I'm not sure when it started.  Or why.   


But, at some point along my Personal Beliefs Timeline, some very serious rants against the practice of mindlessly following long-held traditions began popping up like waving flags at a K'naan concert.  And these weren't just rants going off in the fogginess of my own mind.  Literal proclamations of judgment spewed forth from me, freely and unsolicited, in the presence of others with the precision of a courtroom gavel.


Despite my Degree in Biblical Studies and once being married to a minister (or perhaps because of those things), many of my rants were aimed at questionable religious traditions.  Funeral services that included a message of hell-fire and brimstone for the vulnerable, captive audience of mourners warranted an equally fiery rant for the whole car ride home...no matter how far that car trip home happened to be.


I rationalized that following a tradition without question, was due to an overactive need for consolation.  An adult version of a self-soothing pacifier.  I thought that, as truly high-functioning adults, we should be able to look into the eyes of darkness, feel the discomfort of it and not have to anesthetize ourselves to it with a soother of ritual habit.


Post religious degree and ex-partner, I have now created a very fulfilling life that is a far cry from my oft-evangelical, fundamentalist, tradition-filled roots and education.  I do yoga (gasp!), meditate, question most things, spell truth with a small 't' and believe that god is spelled k-i-n-d-n-e-s-s.  But being a little off-centre is never more evident than in this season that is filled with and built on tradition.  
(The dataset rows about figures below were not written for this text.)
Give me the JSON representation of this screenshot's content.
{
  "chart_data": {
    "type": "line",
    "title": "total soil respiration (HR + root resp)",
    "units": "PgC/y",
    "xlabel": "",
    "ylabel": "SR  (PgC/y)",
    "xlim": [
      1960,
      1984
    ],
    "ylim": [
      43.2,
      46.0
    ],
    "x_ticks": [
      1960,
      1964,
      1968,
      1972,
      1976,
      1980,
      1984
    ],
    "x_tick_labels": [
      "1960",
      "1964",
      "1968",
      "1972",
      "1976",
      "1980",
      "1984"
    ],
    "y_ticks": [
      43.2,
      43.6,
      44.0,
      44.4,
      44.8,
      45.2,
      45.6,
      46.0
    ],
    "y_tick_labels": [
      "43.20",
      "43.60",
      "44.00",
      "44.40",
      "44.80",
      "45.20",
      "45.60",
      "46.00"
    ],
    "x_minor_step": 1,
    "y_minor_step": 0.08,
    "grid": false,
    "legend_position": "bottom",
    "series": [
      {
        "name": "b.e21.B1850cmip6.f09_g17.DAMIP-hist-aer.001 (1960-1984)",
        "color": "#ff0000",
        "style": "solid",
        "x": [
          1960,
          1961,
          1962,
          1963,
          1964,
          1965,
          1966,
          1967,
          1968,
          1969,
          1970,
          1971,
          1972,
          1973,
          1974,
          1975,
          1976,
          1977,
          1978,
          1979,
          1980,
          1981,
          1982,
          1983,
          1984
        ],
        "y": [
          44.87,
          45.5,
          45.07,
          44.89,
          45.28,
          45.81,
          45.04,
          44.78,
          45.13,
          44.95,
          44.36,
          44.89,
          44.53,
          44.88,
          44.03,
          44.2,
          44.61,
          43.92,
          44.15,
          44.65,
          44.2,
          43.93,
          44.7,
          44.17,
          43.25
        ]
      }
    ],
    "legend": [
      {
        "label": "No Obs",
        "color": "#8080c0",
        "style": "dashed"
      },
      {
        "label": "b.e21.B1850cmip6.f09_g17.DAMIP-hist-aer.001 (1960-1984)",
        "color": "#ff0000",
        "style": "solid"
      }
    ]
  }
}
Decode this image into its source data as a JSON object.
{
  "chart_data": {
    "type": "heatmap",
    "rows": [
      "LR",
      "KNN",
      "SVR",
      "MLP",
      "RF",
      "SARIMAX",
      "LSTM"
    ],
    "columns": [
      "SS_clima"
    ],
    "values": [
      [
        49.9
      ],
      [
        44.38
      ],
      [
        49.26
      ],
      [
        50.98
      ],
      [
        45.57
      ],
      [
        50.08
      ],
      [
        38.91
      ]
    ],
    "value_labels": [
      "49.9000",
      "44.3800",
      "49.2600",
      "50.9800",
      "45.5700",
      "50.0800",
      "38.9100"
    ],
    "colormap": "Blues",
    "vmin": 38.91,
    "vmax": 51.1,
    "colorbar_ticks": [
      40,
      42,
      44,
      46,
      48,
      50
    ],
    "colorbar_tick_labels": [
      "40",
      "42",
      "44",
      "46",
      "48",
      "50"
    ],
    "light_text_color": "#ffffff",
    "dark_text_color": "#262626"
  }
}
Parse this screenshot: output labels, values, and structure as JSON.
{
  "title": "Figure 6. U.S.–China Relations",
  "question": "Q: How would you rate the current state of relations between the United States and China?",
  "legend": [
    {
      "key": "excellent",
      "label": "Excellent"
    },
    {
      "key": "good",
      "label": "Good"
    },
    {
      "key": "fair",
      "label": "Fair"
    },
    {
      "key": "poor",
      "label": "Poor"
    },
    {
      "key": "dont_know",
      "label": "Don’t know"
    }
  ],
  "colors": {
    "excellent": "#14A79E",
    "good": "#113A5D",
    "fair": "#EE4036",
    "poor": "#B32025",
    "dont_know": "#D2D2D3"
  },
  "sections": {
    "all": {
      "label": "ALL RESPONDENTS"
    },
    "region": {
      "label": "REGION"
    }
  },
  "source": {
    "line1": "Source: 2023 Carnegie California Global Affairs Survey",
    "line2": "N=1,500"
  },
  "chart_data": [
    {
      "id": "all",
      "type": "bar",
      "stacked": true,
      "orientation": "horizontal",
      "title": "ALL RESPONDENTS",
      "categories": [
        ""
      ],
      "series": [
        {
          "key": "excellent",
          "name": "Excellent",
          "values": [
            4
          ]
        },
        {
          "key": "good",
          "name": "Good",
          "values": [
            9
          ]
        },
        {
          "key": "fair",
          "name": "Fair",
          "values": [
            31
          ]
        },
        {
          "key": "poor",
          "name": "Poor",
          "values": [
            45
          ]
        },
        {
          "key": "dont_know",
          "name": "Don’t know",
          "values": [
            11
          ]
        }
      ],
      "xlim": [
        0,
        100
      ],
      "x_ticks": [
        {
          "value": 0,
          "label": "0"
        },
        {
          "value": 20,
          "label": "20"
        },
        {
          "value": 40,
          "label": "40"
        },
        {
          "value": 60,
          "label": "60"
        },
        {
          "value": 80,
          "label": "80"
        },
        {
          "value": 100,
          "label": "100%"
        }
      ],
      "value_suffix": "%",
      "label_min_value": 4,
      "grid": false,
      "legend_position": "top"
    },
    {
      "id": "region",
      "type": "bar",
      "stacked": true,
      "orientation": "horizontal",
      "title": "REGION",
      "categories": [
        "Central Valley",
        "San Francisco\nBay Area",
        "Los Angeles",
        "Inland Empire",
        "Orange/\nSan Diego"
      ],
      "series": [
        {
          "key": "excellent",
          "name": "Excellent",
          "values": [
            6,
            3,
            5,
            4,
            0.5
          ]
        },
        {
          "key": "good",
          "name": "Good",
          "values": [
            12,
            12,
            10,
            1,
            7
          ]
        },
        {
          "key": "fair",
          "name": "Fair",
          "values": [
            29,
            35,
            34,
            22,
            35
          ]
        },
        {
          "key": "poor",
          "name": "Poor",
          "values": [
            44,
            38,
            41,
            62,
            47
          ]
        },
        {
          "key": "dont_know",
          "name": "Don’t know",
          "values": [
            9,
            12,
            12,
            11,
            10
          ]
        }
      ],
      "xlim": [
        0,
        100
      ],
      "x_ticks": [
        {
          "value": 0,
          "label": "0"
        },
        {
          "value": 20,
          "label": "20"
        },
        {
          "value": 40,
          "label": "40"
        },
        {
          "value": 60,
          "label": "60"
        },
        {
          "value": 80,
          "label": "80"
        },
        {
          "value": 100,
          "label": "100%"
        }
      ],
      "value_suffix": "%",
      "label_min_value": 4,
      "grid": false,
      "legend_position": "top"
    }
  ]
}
Last night, I spent a wonderful evening with my sons and we laughed at how 'non-traditional' our family is.   Since the boys were to be on an airplane to visit their father early Christmas morning, we created a new (possibly for this year only) tradition and have our family time on Christmas Eve.   


Some things we did were similar to regular families, I guess, as we opened our gifts to each other, ate  delicious treats and caught up on each others lives.  But we veered significantly off-course when one son put a picture of his friend wearing her hijab on our our pile of gifts and claimed that we had a Muslim Christmas Tree.  Then we watched the Christmas episode of Buffy the Vampire Slayer (as opposed to The Grinch or Die Hard) and engaged in a role-playing, drinking card game and this certainly must have put us in some sort of category of white-trash crazy.  


But, as I sat watching my boys playing the role-playing game, I smiled deeply from the inside out.  One was wearing a bow-tie and the other a camouflage Elmer Fudd hat.  They couldn't be more different if I had submitted a genetic wish list.  But there we were.  Three joyous oddnicks enjoying an even odder evening of celebration.  We laughed.  Till our faces and bellies hurt.  We kept putting off bedtime even though we were all aware of the early flight.


The next morning, as the boys packed, primped (well, the one in the bow-tie was the only one primping) and yawned themselves awake, ate warm cinnamon buns out of the oven, they talked about the trip before them.  I listened with interest as they confirmed with each other that one of them had the movie, The Matrix, downloaded on one of their laptops.  I asked why.  They said, “it's our tradition”.  


Apparently, the first post-divorce, Christmas airplane ride 6 years ago involved watching the movie together, side by side in their plane seats, so, out of a need for continuity, sameness, or just making sense out of a new way of life, my boys created a tradition for themselves.   For comfort.  For consolation.  For the time when they needed that.  


Could it be that all traditions aren't evil incarnations of thoughtless people who are stuck in their adolescent phase of belief?  Or can we create flexible traditions that console and nourish at the same time?  


Who knows?  All I know is that my life, my loves, my boys, my viewpoint are all basically non-traditional but also magnanimous enough to include the occasional tradition.   


“Fate, it seems, is not without a sense of irony”.  Matrix makes Christmas merrier.  Who knew?